In effetti non ci si attendevano delle grandi differenze rispetto al neozelandese (almeno nella prima gara) e così è stato. Tolto un venerdì in cui ha mostrato delle cose buone, la qualifica e la gara lo hanno visto escluso in entrambe le circostanze dalla top-10. Yuki si è dovuto arrendere ad una misera 12° posizione alla domenica. Segno che non basta essere determinati per ottenere risultati in Red Bull, occorre qualcosa di più.
Per prima cosa occorrerà tempo, e non c’è nulla di male in questo, se non fosse per le dichiarazioni fatte la scorsa settimana alla vigilia del suo GP di casa a Suzuka: “Non voglio aumentare troppo le aspettative, ma per questo Gran Premio del Giappone voglio finire sul podio”, aveva detto (leggi qui).

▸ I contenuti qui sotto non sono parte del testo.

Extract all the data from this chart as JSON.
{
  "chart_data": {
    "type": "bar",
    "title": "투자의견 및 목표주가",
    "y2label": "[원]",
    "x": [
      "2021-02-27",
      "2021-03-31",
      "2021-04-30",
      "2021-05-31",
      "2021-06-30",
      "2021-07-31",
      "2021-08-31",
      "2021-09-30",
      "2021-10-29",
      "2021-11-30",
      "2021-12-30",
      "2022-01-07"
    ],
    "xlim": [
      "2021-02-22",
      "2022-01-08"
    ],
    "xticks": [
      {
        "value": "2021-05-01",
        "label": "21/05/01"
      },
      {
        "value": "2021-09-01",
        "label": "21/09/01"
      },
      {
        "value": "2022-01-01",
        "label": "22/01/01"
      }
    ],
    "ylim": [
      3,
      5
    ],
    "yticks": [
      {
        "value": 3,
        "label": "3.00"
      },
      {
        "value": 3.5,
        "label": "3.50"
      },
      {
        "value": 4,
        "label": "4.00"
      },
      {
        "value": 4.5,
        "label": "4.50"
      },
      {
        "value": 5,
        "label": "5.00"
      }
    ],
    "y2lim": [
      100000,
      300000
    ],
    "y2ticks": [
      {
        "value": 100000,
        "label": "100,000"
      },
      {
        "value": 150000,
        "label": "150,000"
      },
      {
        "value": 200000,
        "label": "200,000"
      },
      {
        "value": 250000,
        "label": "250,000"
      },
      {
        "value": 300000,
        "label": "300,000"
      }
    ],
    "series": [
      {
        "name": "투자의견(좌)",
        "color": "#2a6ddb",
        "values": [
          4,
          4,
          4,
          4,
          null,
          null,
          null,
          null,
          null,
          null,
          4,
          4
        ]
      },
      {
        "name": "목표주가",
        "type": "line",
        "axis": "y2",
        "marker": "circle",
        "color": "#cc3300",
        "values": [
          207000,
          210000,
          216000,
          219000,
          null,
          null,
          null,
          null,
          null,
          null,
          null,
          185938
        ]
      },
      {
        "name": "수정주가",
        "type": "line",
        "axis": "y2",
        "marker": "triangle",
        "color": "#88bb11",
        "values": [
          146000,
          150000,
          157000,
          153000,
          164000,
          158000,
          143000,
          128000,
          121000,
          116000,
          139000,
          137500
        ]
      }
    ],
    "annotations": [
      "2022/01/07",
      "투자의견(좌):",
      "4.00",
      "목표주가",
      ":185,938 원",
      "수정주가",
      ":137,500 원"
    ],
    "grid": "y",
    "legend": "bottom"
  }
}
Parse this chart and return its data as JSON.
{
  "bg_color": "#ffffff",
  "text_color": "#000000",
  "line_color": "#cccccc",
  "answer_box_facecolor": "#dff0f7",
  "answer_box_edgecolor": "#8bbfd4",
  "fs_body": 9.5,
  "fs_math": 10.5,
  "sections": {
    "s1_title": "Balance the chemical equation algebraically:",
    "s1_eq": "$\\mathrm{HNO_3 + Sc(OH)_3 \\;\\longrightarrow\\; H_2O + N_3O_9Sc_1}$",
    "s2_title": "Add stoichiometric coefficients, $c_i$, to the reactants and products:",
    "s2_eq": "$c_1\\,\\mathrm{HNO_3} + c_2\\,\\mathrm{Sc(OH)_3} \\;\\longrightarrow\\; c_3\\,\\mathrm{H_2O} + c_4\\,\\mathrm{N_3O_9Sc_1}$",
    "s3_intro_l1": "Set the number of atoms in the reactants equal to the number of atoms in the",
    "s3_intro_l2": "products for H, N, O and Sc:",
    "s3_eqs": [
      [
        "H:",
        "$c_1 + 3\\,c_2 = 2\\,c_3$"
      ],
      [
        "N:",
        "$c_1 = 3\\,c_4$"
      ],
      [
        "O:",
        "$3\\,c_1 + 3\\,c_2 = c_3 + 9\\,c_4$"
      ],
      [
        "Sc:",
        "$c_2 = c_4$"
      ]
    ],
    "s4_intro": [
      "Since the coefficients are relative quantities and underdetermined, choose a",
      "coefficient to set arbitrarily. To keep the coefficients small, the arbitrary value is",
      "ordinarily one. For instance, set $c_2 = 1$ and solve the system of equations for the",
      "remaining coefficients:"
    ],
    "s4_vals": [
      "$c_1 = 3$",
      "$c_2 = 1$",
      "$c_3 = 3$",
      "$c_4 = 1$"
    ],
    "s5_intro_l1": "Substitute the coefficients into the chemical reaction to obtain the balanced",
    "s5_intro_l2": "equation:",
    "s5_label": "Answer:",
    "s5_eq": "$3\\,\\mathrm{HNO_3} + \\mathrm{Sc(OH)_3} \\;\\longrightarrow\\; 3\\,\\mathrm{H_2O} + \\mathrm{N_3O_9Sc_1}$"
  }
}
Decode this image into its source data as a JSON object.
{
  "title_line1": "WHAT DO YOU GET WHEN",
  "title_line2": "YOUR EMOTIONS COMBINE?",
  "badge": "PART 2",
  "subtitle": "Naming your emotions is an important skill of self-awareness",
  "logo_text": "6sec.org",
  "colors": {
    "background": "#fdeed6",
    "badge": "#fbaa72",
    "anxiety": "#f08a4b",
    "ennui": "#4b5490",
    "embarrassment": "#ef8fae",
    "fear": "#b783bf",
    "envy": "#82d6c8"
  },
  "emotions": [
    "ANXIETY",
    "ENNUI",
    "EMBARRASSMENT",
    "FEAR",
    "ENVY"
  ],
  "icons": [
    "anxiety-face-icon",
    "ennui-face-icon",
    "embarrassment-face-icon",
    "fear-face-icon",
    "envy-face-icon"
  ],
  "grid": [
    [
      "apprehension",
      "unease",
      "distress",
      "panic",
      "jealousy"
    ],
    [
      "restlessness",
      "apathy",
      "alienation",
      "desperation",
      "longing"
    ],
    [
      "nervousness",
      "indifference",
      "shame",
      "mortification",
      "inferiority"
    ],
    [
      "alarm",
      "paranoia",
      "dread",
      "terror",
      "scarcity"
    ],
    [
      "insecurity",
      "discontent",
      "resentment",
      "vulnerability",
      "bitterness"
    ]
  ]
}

Tsunoda è fortunato a guidare una Red Bull. Se al posto della RB21 stesse al volante della SF-25 e alla vigilia dell’esordio con la squadra avesse rilasciato delle simili dichiarazioni, a quest’ora la stampa italiana e forse anche quella internazionale ne avrebbero fatto un caso.
È giusto che Yuki si prenda il suo tempo e cerchi di ambientarsi senza troppa pressione alla nuova squadra. L’unico consiglio che gli diamo, dal momento che ci saranno già il consulente Helmut Marko e il team principal Christian Horner a richiedere un veloce adattamento, è quello di non autosabotarsi lungo il cammino. Il rischio di rilasciare dichiarazioni di questo tipo è proprio quello.